Wednesday is always a good Wednesday - oh please, no, not the cornfield, and please don't mention the UN conspiracy using climate science to introduce world government - but before we move on to what is mainly a duty of diligence ... part of the ongoing contemplation of Dame Slap's insights, the pond would like to pause to honour the original real Dorothy Parker.
Lately there's been a revival of interest in the real Dorothy - as this April review of assorted books in the NYRB (outside the paywall for the moment) demonstrates here.
It reminded the pond of perhaps one of the most prescient of the real Dorothy's poems.
Razors pain you;
Rivers are damp;
Acids stain you;
And Oz lizards cause mental cramp;
Guns aren't lawful;
Nooses give;
Gas smells awful;
You might as well read Dame Slap ...
But after being primed for the read, it turned out to be a disappointment, a regurgitation of the thoughts of another, with bonus familiar oodles of bank love of the Dame Slap kind...
Even so, it's admirable for its multi-faceted hues, because it really bashes bashers of the big banks while at the same time reserving the admirable right to bash the big banks, but not too much mind, and not in a way that would result in anything happening or any changes being made.
When happy snouts are deep in trough, why fiddle with snouts or trough?
Yes it's excellent sport, bashing the banks, while deploring idle greenie wretches and Nick X and such like riff raff for daring to bash the banks, and it reminded the pond of its favourite monolith ...
But after a few more feints, surely the time will come when it's necessary to explain how everything's for the best in the banking world, and psst, get agitated about the unions, huge monoliths with growing power.
Yes, there's nothing wrong with a bit of union bashing, nor come to think of it a star chamber designed to produce political propaganda:
Indeed, indeed, and thank the long absent lord we've not seen a publicity hungry star chamber into the union movement in this country, its findings laid out for exploitation by politicians ...
And so to the final chapter of let the banks run wild and free ...
The pond was almost moved to tears at the plight of the long-suffering big four.
Why the CBA has been right at the front of the suffering ...
You can read that tale of endless woe and suffering at Fairfax here ... thank heavens they always take care of their customers at the expense of their shareholders, and all those malicious tales about bank misdeeds are just outrageous, sordid, common gossip recycled by anti-capitalist do gooders ...
Well it was just a fair average Dame Slap - the pond has been to this well many times before, and it's likely there will be many more times ahead in this difficult time for the big end of town ...

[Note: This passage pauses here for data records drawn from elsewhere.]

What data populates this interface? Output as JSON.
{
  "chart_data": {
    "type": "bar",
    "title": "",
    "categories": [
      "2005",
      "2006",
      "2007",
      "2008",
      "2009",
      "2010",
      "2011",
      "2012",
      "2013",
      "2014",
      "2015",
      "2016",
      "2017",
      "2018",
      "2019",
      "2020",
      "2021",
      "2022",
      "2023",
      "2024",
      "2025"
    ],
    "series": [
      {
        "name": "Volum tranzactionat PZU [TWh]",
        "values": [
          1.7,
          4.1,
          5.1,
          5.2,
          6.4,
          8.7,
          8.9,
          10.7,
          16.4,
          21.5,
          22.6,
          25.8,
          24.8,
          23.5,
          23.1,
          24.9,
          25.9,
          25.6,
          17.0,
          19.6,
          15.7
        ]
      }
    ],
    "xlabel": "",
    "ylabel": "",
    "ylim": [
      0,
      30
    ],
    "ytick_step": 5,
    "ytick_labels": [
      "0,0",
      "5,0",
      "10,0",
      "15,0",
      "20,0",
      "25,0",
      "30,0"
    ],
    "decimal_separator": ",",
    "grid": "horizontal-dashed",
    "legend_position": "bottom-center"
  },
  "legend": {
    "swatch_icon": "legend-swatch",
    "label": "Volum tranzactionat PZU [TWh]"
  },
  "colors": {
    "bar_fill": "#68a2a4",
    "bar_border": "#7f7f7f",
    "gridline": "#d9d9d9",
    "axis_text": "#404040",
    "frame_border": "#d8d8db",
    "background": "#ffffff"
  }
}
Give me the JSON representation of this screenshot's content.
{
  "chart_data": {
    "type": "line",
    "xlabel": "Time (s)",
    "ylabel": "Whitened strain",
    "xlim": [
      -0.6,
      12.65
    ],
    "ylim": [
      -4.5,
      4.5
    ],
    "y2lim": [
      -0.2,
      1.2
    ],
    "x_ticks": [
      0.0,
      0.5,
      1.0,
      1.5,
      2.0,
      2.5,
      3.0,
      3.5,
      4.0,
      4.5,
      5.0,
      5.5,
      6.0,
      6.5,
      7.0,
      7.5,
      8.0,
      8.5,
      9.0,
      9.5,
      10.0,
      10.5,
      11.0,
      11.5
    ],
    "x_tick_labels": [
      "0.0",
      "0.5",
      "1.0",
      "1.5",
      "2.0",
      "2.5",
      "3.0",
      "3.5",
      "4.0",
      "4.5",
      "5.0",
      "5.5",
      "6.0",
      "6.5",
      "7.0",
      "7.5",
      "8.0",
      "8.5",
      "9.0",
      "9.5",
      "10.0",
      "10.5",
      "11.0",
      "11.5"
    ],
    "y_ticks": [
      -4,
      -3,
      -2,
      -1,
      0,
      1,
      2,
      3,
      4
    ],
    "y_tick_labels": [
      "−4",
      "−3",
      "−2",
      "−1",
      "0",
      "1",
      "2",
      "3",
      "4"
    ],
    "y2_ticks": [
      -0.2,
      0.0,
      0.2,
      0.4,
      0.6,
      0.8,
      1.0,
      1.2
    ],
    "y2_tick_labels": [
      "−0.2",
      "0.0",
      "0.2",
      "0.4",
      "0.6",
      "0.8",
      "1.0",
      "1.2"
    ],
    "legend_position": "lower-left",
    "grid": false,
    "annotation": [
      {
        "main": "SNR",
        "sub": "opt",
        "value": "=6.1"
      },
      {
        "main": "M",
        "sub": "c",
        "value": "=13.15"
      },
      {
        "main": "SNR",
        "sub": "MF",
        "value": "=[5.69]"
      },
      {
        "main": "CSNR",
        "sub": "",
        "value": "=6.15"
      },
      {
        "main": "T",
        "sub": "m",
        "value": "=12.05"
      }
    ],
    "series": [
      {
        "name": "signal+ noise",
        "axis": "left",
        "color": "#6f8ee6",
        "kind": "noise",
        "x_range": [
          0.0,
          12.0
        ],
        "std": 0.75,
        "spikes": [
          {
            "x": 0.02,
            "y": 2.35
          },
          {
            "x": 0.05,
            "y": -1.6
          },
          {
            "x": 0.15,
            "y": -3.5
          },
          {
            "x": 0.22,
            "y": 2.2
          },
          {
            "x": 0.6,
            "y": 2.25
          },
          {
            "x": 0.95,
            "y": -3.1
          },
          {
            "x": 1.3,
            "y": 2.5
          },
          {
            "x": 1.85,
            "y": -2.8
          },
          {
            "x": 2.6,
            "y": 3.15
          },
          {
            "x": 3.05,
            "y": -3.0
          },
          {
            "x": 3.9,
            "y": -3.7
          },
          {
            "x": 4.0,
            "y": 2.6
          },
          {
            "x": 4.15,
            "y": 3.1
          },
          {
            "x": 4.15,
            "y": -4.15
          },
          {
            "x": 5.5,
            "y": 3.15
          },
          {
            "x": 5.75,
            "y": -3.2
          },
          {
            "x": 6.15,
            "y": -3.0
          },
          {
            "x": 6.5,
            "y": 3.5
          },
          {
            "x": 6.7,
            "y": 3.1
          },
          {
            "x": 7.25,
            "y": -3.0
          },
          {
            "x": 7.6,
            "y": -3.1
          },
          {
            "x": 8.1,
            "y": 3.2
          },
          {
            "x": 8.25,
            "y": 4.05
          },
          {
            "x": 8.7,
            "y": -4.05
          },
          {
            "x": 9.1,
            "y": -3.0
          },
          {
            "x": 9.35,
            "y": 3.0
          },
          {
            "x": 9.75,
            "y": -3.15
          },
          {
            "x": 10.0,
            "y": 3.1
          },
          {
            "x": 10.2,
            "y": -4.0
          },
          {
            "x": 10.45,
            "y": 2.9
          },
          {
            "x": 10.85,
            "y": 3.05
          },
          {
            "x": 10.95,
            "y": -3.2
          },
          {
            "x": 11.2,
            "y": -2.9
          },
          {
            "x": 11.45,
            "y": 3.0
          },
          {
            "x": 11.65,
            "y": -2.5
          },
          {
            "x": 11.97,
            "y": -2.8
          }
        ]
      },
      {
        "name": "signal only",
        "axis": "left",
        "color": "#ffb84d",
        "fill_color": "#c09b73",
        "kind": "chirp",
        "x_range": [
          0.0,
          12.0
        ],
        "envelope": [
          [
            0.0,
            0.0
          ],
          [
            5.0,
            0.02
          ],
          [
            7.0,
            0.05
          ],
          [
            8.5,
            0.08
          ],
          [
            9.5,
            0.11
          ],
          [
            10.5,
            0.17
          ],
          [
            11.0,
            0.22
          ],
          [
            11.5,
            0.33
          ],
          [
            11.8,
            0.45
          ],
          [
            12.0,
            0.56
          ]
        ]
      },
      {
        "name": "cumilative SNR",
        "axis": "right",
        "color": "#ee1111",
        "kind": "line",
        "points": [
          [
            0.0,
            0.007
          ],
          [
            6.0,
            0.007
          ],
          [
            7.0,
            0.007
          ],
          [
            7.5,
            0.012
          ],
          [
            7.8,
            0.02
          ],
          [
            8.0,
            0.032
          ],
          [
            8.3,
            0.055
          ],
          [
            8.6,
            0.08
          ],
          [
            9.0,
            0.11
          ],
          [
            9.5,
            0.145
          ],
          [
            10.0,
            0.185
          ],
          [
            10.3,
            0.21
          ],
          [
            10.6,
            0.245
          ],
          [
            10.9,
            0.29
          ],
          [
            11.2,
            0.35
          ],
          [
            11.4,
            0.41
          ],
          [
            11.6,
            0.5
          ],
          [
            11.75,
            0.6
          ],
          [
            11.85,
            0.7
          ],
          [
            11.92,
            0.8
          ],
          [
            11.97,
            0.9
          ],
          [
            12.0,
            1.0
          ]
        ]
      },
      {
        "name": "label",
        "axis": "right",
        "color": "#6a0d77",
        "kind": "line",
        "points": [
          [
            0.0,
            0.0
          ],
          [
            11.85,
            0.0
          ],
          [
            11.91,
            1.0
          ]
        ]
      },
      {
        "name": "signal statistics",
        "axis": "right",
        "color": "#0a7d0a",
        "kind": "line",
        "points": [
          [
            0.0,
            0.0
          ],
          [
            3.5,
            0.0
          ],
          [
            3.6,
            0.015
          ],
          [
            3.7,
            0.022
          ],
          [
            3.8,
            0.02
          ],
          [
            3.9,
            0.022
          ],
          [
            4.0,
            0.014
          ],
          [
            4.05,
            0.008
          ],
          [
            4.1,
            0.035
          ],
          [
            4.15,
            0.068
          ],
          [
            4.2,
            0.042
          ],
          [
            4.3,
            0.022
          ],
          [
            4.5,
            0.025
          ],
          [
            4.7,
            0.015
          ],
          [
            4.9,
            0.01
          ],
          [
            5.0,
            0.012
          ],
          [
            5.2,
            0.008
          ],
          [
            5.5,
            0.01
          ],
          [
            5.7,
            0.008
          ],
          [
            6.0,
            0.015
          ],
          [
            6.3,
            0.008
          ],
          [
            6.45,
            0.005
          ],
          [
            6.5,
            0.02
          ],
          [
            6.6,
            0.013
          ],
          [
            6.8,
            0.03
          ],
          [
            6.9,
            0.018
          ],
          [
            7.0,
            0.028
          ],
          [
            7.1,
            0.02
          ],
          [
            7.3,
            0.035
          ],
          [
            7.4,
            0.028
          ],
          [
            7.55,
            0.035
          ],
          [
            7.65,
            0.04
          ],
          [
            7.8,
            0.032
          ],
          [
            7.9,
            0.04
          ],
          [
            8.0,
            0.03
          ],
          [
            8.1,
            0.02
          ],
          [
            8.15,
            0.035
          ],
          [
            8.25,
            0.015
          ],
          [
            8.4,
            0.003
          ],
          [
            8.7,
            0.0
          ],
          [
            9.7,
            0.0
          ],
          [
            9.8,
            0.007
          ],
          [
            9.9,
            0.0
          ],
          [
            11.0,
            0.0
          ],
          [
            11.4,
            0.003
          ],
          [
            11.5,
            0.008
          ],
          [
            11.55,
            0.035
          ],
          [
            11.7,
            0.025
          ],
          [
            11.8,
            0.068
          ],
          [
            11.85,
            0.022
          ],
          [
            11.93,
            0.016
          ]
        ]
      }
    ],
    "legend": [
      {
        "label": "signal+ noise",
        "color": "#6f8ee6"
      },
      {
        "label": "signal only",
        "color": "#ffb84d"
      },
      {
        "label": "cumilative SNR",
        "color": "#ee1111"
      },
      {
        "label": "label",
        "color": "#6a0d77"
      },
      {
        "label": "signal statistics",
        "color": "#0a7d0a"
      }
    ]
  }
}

That Crikey story was back in 2008 and was available here, and it licenses punters to indulge in a broad grin, or even a rich smirk, the next time they read Dame Slap railing about special interests and inner city 'leets and all the rest of the windy reptile rhetoric that befogs the lizards of Oz like an Andy Warhol movie about the Empire State building... while humbly pocketing the loot and making out and off like bandits ...
The fog only lifts when you stop reading Dame Slap, or spend eight hours watching the movie, whichever comes first ...
And so to a Pope, with the papal envoy yet to put the banks on his sporting calendar here ...
Populism is being tossed around a lot at the moment by right-wing commentators.
ReplyDeleteWhat is it exactly? I consulted the Google Machine and found this definition from vocabulary.com.
'At its root, populism is a belief in the power of regular people, and in their right to have control over their government rather than a small group of political insiders or a wealthy elite'.
Hmm. Sounds alright to me. Maybe it explains why political parties are so unpopular at the moment.
Miss pp
http://www.michaelwest.com.au/we-can-cba-targets-84-year-old-widow/
ReplyDelete"Hard on the heels of revelations this week that the bank paid its chief executive Ian Narev $12.3 million last year, this further news of predatory behaviour by the banks will hardly diminish the pressure on the government to agree to a royal commission into the banks."
Pressure on the government ? What pressure ? All is copacetic now that Malheur has restored the annual Bank Picnic Holiday.
DeleteAnd of course CBA paid Narev $12.3 million - if they'd paid him any less do you reckon the Bank would have made its huge profit ? No, no Anony, paying the CEO a heap is the only way to ensure favourable oversight by the Gods of Usury.
Truly Escher is a perpetual delight, DP.